Much of the content here at Precipice has to do with attempting to determine just when the West eschewed the notion of a transcendent order. To that end, I’ve referred repeatedly to the work of theologian Carl Trueman. He traces our abandonment of an architecture to the universe that demands our compliance to Rousseau, and sees a consistent line of development from Rousseau through the Romantic poets (particularly Shelly, who was outspoken in his view that marriage was an outmoded and useless institution), Marx, Nietzsche, Freud and John Dewey and Richard Rorty.
After digesting Trueman’s thrust, I began to look at the contexts in which these people made their mark. The Renaissance, the Protestant Reformation, the Enlightenment and the Industrial Revolution unfolded in succession. The sum total effect was to take people off the land and their feudal lives, create far more cities than there ever had been, familiarize them with previously nonexistent devices that quickly became indispensable accoutrements, and focus human attention on practical, material concerns such as extraction, measurement, shaping of raw material into objects of greater utility, and transporting objects and people faster and to places farther away than had ever been possible.
A lot of good things came out of it all. Luther, Calvin and Wesley gave us spiritual insights we’d probably not have had under a monolithic Catholic denomination. What Adam Smith saw about economic activity - that it occurs organically between individuals and organizations if the state leaves it alone - greatly expanded our understanding of freedom. Ditto for what Locke and Montesquieu bequeathed to us regarding how to establish a government that maximizes freedom.

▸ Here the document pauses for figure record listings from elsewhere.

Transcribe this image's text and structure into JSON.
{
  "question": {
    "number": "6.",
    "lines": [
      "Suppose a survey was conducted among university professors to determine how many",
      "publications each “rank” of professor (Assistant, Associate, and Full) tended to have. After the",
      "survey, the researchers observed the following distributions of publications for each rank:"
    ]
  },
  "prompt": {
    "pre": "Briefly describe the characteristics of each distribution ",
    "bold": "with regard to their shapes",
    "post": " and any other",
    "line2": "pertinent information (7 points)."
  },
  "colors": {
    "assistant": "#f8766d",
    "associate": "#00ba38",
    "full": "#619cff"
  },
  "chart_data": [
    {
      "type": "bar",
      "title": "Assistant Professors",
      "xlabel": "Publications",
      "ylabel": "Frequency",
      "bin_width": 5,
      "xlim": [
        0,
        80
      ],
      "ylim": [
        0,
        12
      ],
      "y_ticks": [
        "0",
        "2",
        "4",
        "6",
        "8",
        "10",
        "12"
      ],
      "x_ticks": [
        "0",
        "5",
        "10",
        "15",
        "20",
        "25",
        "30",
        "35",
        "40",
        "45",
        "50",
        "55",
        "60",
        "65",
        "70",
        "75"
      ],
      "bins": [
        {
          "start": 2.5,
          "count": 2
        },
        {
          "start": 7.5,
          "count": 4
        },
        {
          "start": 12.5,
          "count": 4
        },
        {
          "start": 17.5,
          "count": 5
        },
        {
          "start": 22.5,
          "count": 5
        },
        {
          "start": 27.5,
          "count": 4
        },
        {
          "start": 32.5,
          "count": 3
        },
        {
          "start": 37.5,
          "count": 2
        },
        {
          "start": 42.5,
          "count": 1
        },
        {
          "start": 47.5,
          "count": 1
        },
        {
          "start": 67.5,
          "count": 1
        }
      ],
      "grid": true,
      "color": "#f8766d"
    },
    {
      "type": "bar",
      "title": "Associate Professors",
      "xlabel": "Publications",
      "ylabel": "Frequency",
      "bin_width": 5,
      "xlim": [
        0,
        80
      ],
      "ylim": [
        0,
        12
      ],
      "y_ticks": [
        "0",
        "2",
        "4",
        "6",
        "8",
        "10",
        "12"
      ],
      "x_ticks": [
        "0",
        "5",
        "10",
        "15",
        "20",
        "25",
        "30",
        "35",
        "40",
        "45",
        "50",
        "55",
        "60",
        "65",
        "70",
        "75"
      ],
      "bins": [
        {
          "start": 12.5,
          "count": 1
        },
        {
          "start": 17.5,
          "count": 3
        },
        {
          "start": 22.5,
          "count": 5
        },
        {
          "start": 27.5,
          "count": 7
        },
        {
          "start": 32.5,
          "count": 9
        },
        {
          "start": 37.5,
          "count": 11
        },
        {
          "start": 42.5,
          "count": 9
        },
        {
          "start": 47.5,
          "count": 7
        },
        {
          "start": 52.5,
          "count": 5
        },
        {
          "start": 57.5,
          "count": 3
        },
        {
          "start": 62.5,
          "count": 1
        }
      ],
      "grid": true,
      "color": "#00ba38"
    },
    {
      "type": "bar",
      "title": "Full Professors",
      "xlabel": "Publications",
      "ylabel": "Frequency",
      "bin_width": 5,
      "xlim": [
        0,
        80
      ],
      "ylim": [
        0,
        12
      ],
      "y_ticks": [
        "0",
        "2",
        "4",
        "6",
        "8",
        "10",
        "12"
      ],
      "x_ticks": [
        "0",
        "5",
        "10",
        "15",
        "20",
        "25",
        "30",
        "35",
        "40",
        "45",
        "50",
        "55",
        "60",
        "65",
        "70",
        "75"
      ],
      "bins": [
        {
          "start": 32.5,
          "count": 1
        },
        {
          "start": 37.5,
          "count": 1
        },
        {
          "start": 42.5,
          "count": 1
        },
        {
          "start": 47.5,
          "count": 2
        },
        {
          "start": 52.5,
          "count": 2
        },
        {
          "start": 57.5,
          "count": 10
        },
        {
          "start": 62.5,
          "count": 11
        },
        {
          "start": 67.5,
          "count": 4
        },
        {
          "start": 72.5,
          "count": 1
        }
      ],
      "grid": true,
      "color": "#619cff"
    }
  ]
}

Galileo and Newton opened new realms of inquiry that helped us feel at home in a universe that had been hard to comprehend.
But that last point is the sticky one. We came to think we could endlessly manipulate anything we encountered in this universe, and that if we ran into a problem, our powers of reason would provide a solution. We not only lost respect for the fact that this magnificent creation was all here before we could quantify it and shape it. we lost sight of the fact that it was creation, which implies a creator.
With no authority higher than ourselves, we distorted its given contours and in some ways rendered it unrecognizable.
Now, a climate alarmist might think he or she had found a point here at which to make an “aha!” insertion along the lines of, “Yes! Exactly so! Our headlong determination to plunge into mass production has befouled our Earth so badly, we must now completely reassess our way forward.”
Um, thank you, but I think we ought to pass on the way forward the alarmist proposes. It is yet more of the assumption that materialistic tinkering is going to once and for all resolve the human dilemma.
It’s not. the presumptuousness of that view is borne out by the outlandish schemes we occasionally see for deflecting sunlight or controlling ocean temperature. Nature‘s power is greater than our arrogance.
The same goes for the tinkering we’ve been doing in recent decades with human sexuality. Gross deviations from our millennia-old understanding that there are males and females and that they come together and form families that perpetuate our kind and make for a livable social order have not increased the sum total of meaning in our experience.
No, the first step back from the wreckage of Promethean excess is to allow a realization that we’re mere creatures and not gods to once again sink into our thick skulls.
Whether Prometheus foresaw the consequences of what he did, divine power had to call him out on his gumption.
Divine power shall do so again if we continue to disregard its sovereignty.